Kamis, 2 Oktober 2025

Tindak Pidana Perdagangan Orang

Kementerian P2MI - Kemlu Upayakan Repatriasi Jenazah Gadis Medan Nazwa Aliya Korban TPPO di Kamboja

Pemerintah masih berupaya untuk repatriasi jenazah Nazwa Aliya (19) asal Sumatera Utara, korban TPPO yang meninggal di Kamboja. 

ist
PEMULANGAN JENAZAH WNI - Ilustrasi Jenazah. Pemerintah masih berupaya untuk repatriasi jenazah Nazwa Aliya (19) asal Sumatera Utara, korban TPPO yang meninggal di Kamboja.  Untuk memulangkan jenazah ke Indonesia, keluarga membutuhkan sekitar USD 8.500 atau setara Rp 138 juta, jumlah yang mustahil mereka penuhi sendiri. 

TRIBUNNEWS.COM, JAKARTA - Menteri Pelindungan Pekerja Migran Indonesia (P2MI) Abdul Kadir Karding menyatakan pihaknya sudah berkoordinasi dengan Kementerian Luar Negeri (Kemlu) dan KBRI Phnom Penh untuk repatriasi jenazah Nazwa Aliya (19) asal Sumatera Utara yang meninggal di Kamboja.

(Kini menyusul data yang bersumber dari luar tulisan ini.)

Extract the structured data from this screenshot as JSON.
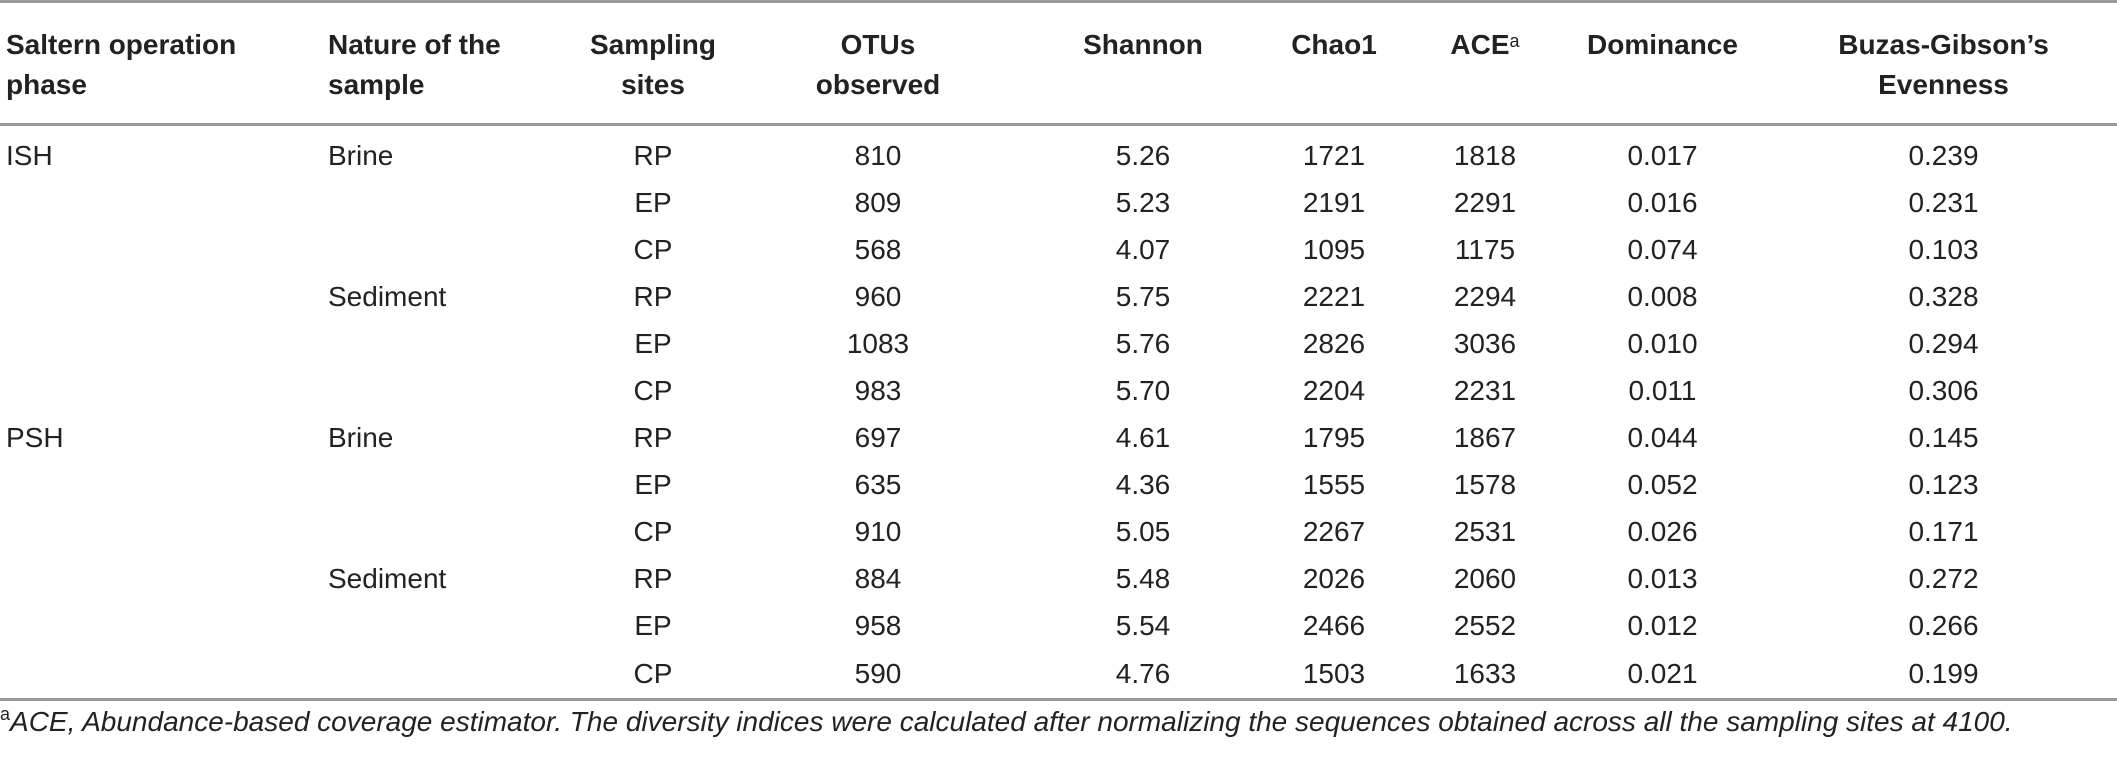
{
  "headers": {
    "phase": [
      "Saltern operation",
      "phase"
    ],
    "nature": [
      "Nature of the",
      "sample"
    ],
    "sites": [
      "Sampling",
      "sites"
    ],
    "otus": [
      "OTUs",
      "observed"
    ],
    "shannon": "Shannon",
    "chao1": "Chao1",
    "ace": "ACE",
    "ace_sup": "a",
    "dominance": "Dominance",
    "evenness": [
      "Buzas-Gibson’s",
      "Evenness"
    ]
  },
  "rows": [
    {
      "phase": "ISH",
      "nature": "Brine",
      "site": "RP",
      "otus": "810",
      "shannon": "5.26",
      "chao1": "1721",
      "ace": "1818",
      "dominance": "0.017",
      "evenness": "0.239"
    },
    {
      "phase": "",
      "nature": "",
      "site": "EP",
      "otus": "809",
      "shannon": "5.23",
      "chao1": "2191",
      "ace": "2291",
      "dominance": "0.016",
      "evenness": "0.231"
    },
    {
      "phase": "",
      "nature": "",
      "site": "CP",
      "otus": "568",
      "shannon": "4.07",
      "chao1": "1095",
      "ace": "1175",
      "dominance": "0.074",
      "evenness": "0.103"
    },
    {
      "phase": "",
      "nature": "Sediment",
      "site": "RP",
      "otus": "960",
      "shannon": "5.75",
      "chao1": "2221",
      "ace": "2294",
      "dominance": "0.008",
      "evenness": "0.328"
    },
    {
      "phase": "",
      "nature": "",
      "site": "EP",
      "otus": "1083",
      "shannon": "5.76",
      "chao1": "2826",
      "ace": "3036",
      "dominance": "0.010",
      "evenness": "0.294"
    },
    {
      "phase": "",
      "nature": "",
      "site": "CP",
      "otus": "983",
      "shannon": "5.70",
      "chao1": "2204",
      "ace": "2231",
      "dominance": "0.011",
      "evenness": "0.306"
    },
    {
      "phase": "PSH",
      "nature": "Brine",
      "site": "RP",
      "otus": "697",
      "shannon": "4.61",
      "chao1": "1795",
      "ace": "1867",
      "dominance": "0.044",
      "evenness": "0.145"
    },
    {
      "phase": "",
      "nature": "",
      "site": "EP",
      "otus": "635",
      "shannon": "4.36",
      "chao1": "1555",
      "ace": "1578",
      "dominance": "0.052",
      "evenness": "0.123"
    },
    {
      "phase": "",
      "nature": "",
      "site": "CP",
      "otus": "910",
      "shannon": "5.05",
      "chao1": "2267",
      "ace": "2531",
      "dominance": "0.026",
      "evenness": "0.171"
    },
    {
      "phase": "",
      "nature": "Sediment",
      "site": "RP",
      "otus": "884",
      "shannon": "5.48",
      "chao1": "2026",
      "ace": "2060",
      "dominance": "0.013",
      "evenness": "0.272"
    },
    {
      "phase": "",
      "nature": "",
      "site": "EP",
      "otus": "958",
      "shannon": "5.54",
      "chao1": "2466",
      "ace": "2552",
      "dominance": "0.012",
      "evenness": "0.266"
    },
    {
      "phase": "",
      "nature": "",
      "site": "CP",
      "otus": "590",
      "shannon": "4.76",
      "chao1": "1503",
      "ace": "1633",
      "dominance": "0.021",
      "evenness": "0.199"
    }
  ],
  "footnote": {
    "marker": "a",
    "text": "ACE, Abundance-based coverage estimator. The diversity indices were calculated after normalizing the sequences obtained across all the sampling sites at 4100."
  },
  "colors": {
    "rule": "#9a9a9a",
    "text": "#222222"
  }
}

Repatriasi merupakan proses pemulangan seseorang atau sesuatu ke negara asalnya. Istilah ini digunakan dalam berbagai konteks, tergantung pada bidangnya, bisa repatriasi manusia, jenazah, budaya atau aset. 

"Begitu jenazah tiba di tanah air, sepenuhnya menjadi tanggung jawab KemenP2MI untuk menerima, dan mengantar jenazah dan menyerahkan kepada keluarga di rumahnya," kata Karding dalam keterangannya, Rabu (20/8/2025).

Kini, jenazah Nazwa Aliya masih tertahan di Kamboja. Hambatan biaya menjadi kendala utama.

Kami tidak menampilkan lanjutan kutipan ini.